Véronique Bourgninaud, mère d’un enfant porteur de trisomie 21 et directrice de la communication de la Fondation Jérôme Lejeune, réagit dans Valeurs Actuelles à une récente décision de de la Cour de cassation condamnant un médecin qui n’avait pas détecté la trisomie d’un enfant à naître :
La Cour de cassation a tranché : un médecin doit indemniser des parents pour ne pas avoir détecté la trisomie 21 de leur enfant pendant la grossesse. Leur préjudice inclut la perte de revenus liée à la prise en charge du handicap. Le handicap du fils, en somme, cause un préjudice patrimonial à ses parents. Le coupable est tout trouvé : celui qui n’a pas su voir le handicap de ce pauvre enfant.
Ce triste fait-divers me laisse profondément mal à l’aise. Je ne peux m’empêcher de penser à mon propre fils trisomique. Puis-je décemment le regarder dans les yeux, lui dire que je l’aime et que je veux le meilleur pour lui, tout en évaluant le manque à gagner qu’il aurait engendré par sa naissance ?
En réalité, je suis révoltée : peut-on mettre dans la balance deux valeurs si différentes, sans rapport entre elles, que sont d’un côté une vie humaine, celle de l’enfant trisomique 21, et de l’autre l’impact qu’il aura sur les revenus de ses parents ? Il y a dans cette décision de justice quelque chose d’indécent que je vis comme une gifle, moi la mère qui ploie sous le poids formidable de la vie de mon fils handicapé dont un beau jour, de tout mon cœur, je me suis faite responsable.
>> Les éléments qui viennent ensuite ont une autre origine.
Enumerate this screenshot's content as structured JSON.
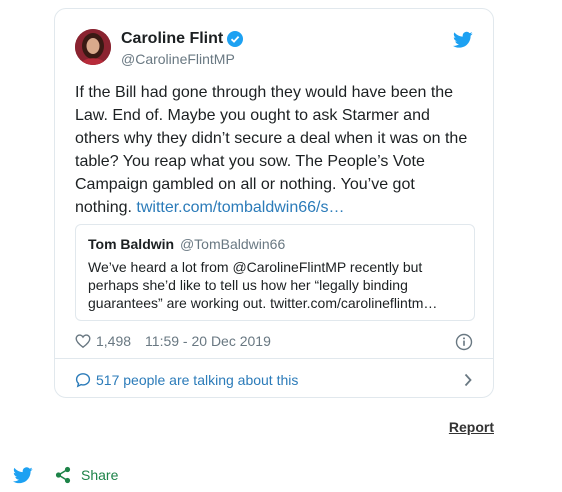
{
  "tweet": {
    "author_name": "Caroline Flint",
    "author_handle": "@CarolineFlintMP",
    "text_main": "If the Bill had gone through they would have been the Law. End of. Maybe you ought to ask Starmer and others why they didn’t secure a deal when it was on the table? You reap what you sow. The People’s Vote Campaign gambled on all or nothing. You’ve got nothing. ",
    "text_link": "twitter.com/tombaldwin66/s…",
    "likes": "1,498",
    "timestamp": "11:59 - 20 Dec 2019",
    "talking": "517 people are talking about this"
  },
  "quote": {
    "name": "Tom Baldwin",
    "handle": "@TomBaldwin66",
    "text": "We’ve heard a lot from @CarolineFlintMP recently but perhaps she’d like to tell us how her “legally binding guarantees” are working out. twitter.com/carolineflintm…"
  },
  "page": {
    "report": "Report",
    "share": "Share"
  },
  "colors": {
    "twitter_blue": "#1da1f2",
    "link_blue": "#2b7bb9",
    "share_green": "#1d8348"
  },
  "icons": [
    "verified-icon",
    "twitter-logo-icon",
    "heart-icon",
    "info-icon",
    "comment-icon",
    "chevron-right-icon",
    "share-icon"
  ]
}
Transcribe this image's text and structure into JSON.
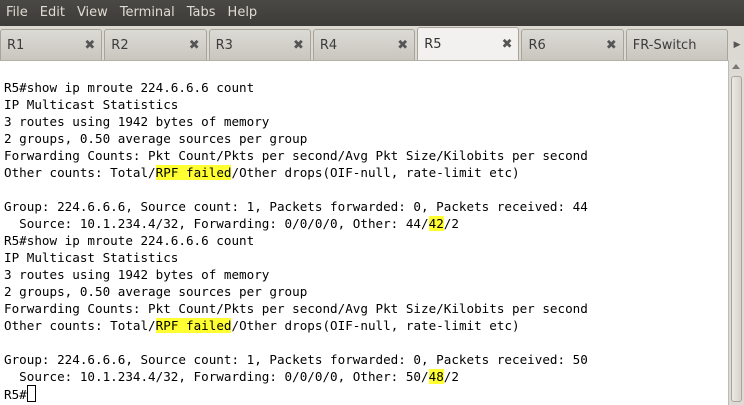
{
  "menu": [
    "File",
    "Edit",
    "View",
    "Terminal",
    "Tabs",
    "Help"
  ],
  "tabs": [
    {
      "label": "R1",
      "active": false
    },
    {
      "label": "R2",
      "active": false
    },
    {
      "label": "R3",
      "active": false
    },
    {
      "label": "R4",
      "active": false
    },
    {
      "label": "R5",
      "active": true
    },
    {
      "label": "R6",
      "active": false
    },
    {
      "label": "FR-Switch",
      "active": false
    }
  ],
  "terminal": {
    "highlight_color": "#ffff32",
    "lines": [
      [
        {
          "t": "R5#show ip mroute 224.6.6.6 count"
        }
      ],
      [
        {
          "t": "IP Multicast Statistics"
        }
      ],
      [
        {
          "t": "3 routes using 1942 bytes of memory"
        }
      ],
      [
        {
          "t": "2 groups, 0.50 average sources per group"
        }
      ],
      [
        {
          "t": "Forwarding Counts: Pkt Count/Pkts per second/Avg Pkt Size/Kilobits per second"
        }
      ],
      [
        {
          "t": "Other counts: Total/"
        },
        {
          "t": "RPF failed",
          "hl": true
        },
        {
          "t": "/Other drops(OIF-null, rate-limit etc)"
        }
      ],
      [
        {
          "t": ""
        }
      ],
      [
        {
          "t": "Group: 224.6.6.6, Source count: 1, Packets forwarded: 0, Packets received: 44"
        }
      ],
      [
        {
          "t": "  Source: 10.1.234.4/32, Forwarding: 0/0/0/0, Other: 44/"
        },
        {
          "t": "42",
          "hl": true
        },
        {
          "t": "/2"
        }
      ],
      [
        {
          "t": "R5#show ip mroute 224.6.6.6 count"
        }
      ],
      [
        {
          "t": "IP Multicast Statistics"
        }
      ],
      [
        {
          "t": "3 routes using 1942 bytes of memory"
        }
      ],
      [
        {
          "t": "2 groups, 0.50 average sources per group"
        }
      ],
      [
        {
          "t": "Forwarding Counts: Pkt Count/Pkts per second/Avg Pkt Size/Kilobits per second"
        }
      ],
      [
        {
          "t": "Other counts: Total/"
        },
        {
          "t": "RPF failed",
          "hl": true
        },
        {
          "t": "/Other drops(OIF-null, rate-limit etc)"
        }
      ],
      [
        {
          "t": ""
        }
      ],
      [
        {
          "t": "Group: 224.6.6.6, Source count: 1, Packets forwarded: 0, Packets received: 50"
        }
      ],
      [
        {
          "t": "  Source: 10.1.234.4/32, Forwarding: 0/0/0/0, Other: 50/"
        },
        {
          "t": "48",
          "hl": true
        },
        {
          "t": "/2"
        }
      ],
      [
        {
          "t": "R5#"
        }
      ]
    ]
  }
}
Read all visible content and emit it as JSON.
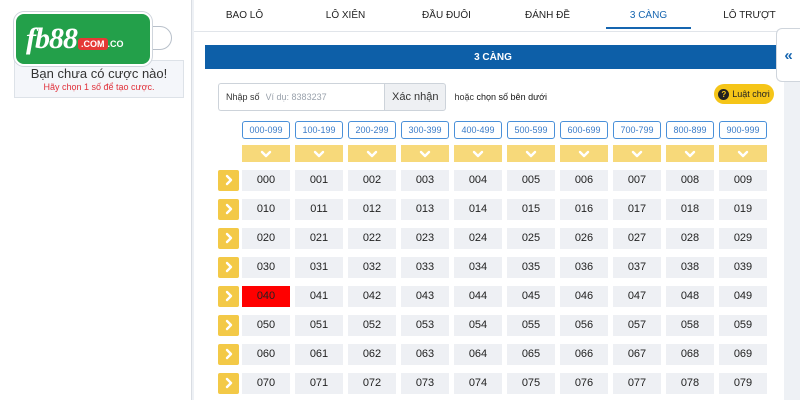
{
  "logo": {
    "main": "fb88",
    "dot": ".COM",
    "tld": ".CO"
  },
  "bet_slip": {
    "empty_text": "Bạn chưa có cược nào!",
    "hint": "Hãy chọn 1 số để tạo cược."
  },
  "tabs": [
    {
      "label": "BAO LÔ",
      "active": false
    },
    {
      "label": "LÔ XIÊN",
      "active": false
    },
    {
      "label": "ĐẦU ĐUÔI",
      "active": false
    },
    {
      "label": "ĐÁNH ĐỀ",
      "active": false
    },
    {
      "label": "3 CÀNG",
      "active": true
    },
    {
      "label": "LÔ TRƯỢT",
      "active": false
    }
  ],
  "panel": {
    "title": "3 CÀNG"
  },
  "number_input": {
    "label": "Nhập số",
    "placeholder": "Ví dụ: 8383237",
    "value": ""
  },
  "confirm_button": "Xác nhận",
  "or_text_prefix": "hoặc",
  "or_text_emphasis": "chọn số bên dưới",
  "rules_button": "Luật chơi",
  "collapse_icon": "«",
  "ranges": [
    "000-099",
    "100-199",
    "200-299",
    "300-399",
    "400-499",
    "500-599",
    "600-699",
    "700-799",
    "800-899",
    "900-999"
  ],
  "grid_rows": [
    [
      "000",
      "001",
      "002",
      "003",
      "004",
      "005",
      "006",
      "007",
      "008",
      "009"
    ],
    [
      "010",
      "011",
      "012",
      "013",
      "014",
      "015",
      "016",
      "017",
      "018",
      "019"
    ],
    [
      "020",
      "021",
      "022",
      "023",
      "024",
      "025",
      "026",
      "027",
      "028",
      "029"
    ],
    [
      "030",
      "031",
      "032",
      "033",
      "034",
      "035",
      "036",
      "037",
      "038",
      "039"
    ],
    [
      "040",
      "041",
      "042",
      "043",
      "044",
      "045",
      "046",
      "047",
      "048",
      "049"
    ],
    [
      "050",
      "051",
      "052",
      "053",
      "054",
      "055",
      "056",
      "057",
      "058",
      "059"
    ],
    [
      "060",
      "061",
      "062",
      "063",
      "064",
      "065",
      "066",
      "067",
      "068",
      "069"
    ],
    [
      "070",
      "071",
      "072",
      "073",
      "074",
      "075",
      "076",
      "077",
      "078",
      "079"
    ]
  ],
  "selected_number": "040",
  "colors": {
    "accent": "#1565b0",
    "header": "#0d5fa8",
    "highlight": "#ff0000",
    "yellow": "#f3c947"
  }
}
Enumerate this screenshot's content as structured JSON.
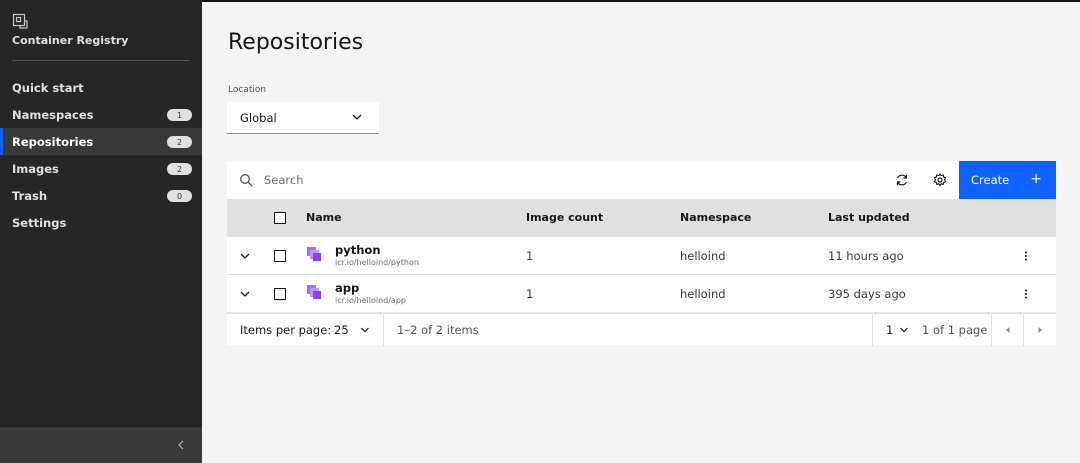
{
  "sidebar": {
    "app_title": "Container Registry",
    "logo_icon": "container-registry-icon",
    "items": [
      {
        "label": "Quick start",
        "badge": null,
        "active": false
      },
      {
        "label": "Namespaces",
        "badge": "1",
        "active": false
      },
      {
        "label": "Repositories",
        "badge": "2",
        "active": true
      },
      {
        "label": "Images",
        "badge": "2",
        "active": false
      },
      {
        "label": "Trash",
        "badge": "0",
        "active": false
      },
      {
        "label": "Settings",
        "badge": null,
        "active": false
      }
    ],
    "collapse_icon": "chevron-left-icon"
  },
  "page": {
    "title": "Repositories",
    "location_label": "Location",
    "location_value": "Global"
  },
  "toolbar": {
    "search_placeholder": "Search",
    "create_label": "Create",
    "create_icon": "plus-icon"
  },
  "table": {
    "headers": {
      "name": "Name",
      "image_count": "Image count",
      "namespace": "Namespace",
      "last_updated": "Last updated"
    },
    "rows": [
      {
        "name": "python",
        "path": "icr.io/helloind/python",
        "image_count": "1",
        "namespace": "helloind",
        "last_updated": "11 hours ago"
      },
      {
        "name": "app",
        "path": "icr.io/helloind/app",
        "image_count": "1",
        "namespace": "helloind",
        "last_updated": "395 days ago"
      }
    ]
  },
  "pagination": {
    "items_per_page_label": "Items per page:",
    "items_per_page": "25",
    "range_text": "1–2 of 2 items",
    "current_page": "1",
    "page_total_text": "1 of 1 page"
  },
  "colors": {
    "sidebar_bg": "#262626",
    "accent": "#0f62fe",
    "repo_icon": "#8a3ffc"
  }
}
Notre société, dans sa propre dénégation, ne sait plus que le bonheur réside avant tout dans la participation au bien de ses semblables, et qu’il implique de considérer sa propre vie et celle d’autrui comme le bien le plus précieux, qui engage la communauté toute entière. La famille est aussi une petite société où ces lois immémoriales s’appliquent. Elle doit parfois adapter les velléités individuelles de ses membres pour aider, soigner ou dépenser davantage là où la nécessité est la plus urgente. Est-ce un mal ? Certainement pas ! C’est l’honneur de notre condition humaine. Serait-ce une erreur de privilégier donner la vie à la maximisation des revenus ? Evidemment non ! Le bonheur familial sera-t-il conditionné par la « qualité » de l’enfant nouveau-né ? Quelle triste perspective !
Le diagnostic prénatal et l’avortement médical ont développé une mentalité de crainte et de refus de tout risque d’anomalie vis-à-vis de l’enfant à venir. Mais, dès lors que l’on décide de sélectionner les bons individus ou les bons gènes, un contraste inéluctable fait apparaître de mauvais individus et de mauvais gènes dont il faut limiter la reproduction. L’acceptation de l’un entraîne la nécessité de l’autre. Et si, par audace, l’enfant imparfait passe à travers les mailles de la sélection, alors il faut indemniser ses parents. S’excuser du dérangement. Chercher un coupable et le faire payer. Ce n’est plus une mauvaise dystopie, mais une jurisprudence.
Même les parents qui préfèrent encore l’intimité de leur couette à la paillasse de la PMA, sont pris dans cette spirale infernale et anxiogène de la sélection. L’ensemble est pervers : on en vient à faire une obligation morale pour les parents d’avoir le meilleur enfant, et à celui-ci un impératif de ne pas troubler le monde – et depuis le mois d’octobre, les revenus – de ses parents tout-puissants. Et chacun peut faire prévaloir sa propre exigence, puisqu’il n’existe plus aucune référence à la vérité, à la réalité de l’homme.
Las ! la loi naturelle se rappelle invariablement à nous. Si l’homme fait des biens secondaires la raison principale de son action, il se vide de son humanité. Dieu merci, l’existence de différences entre les êtres humains est exactement ce que la reconnaissance de leur égalité suppose et protège. Je veux donc croire que ce besoin viscéral d’égalité entre les hommes saura rétablir la nécessité de notre diversité.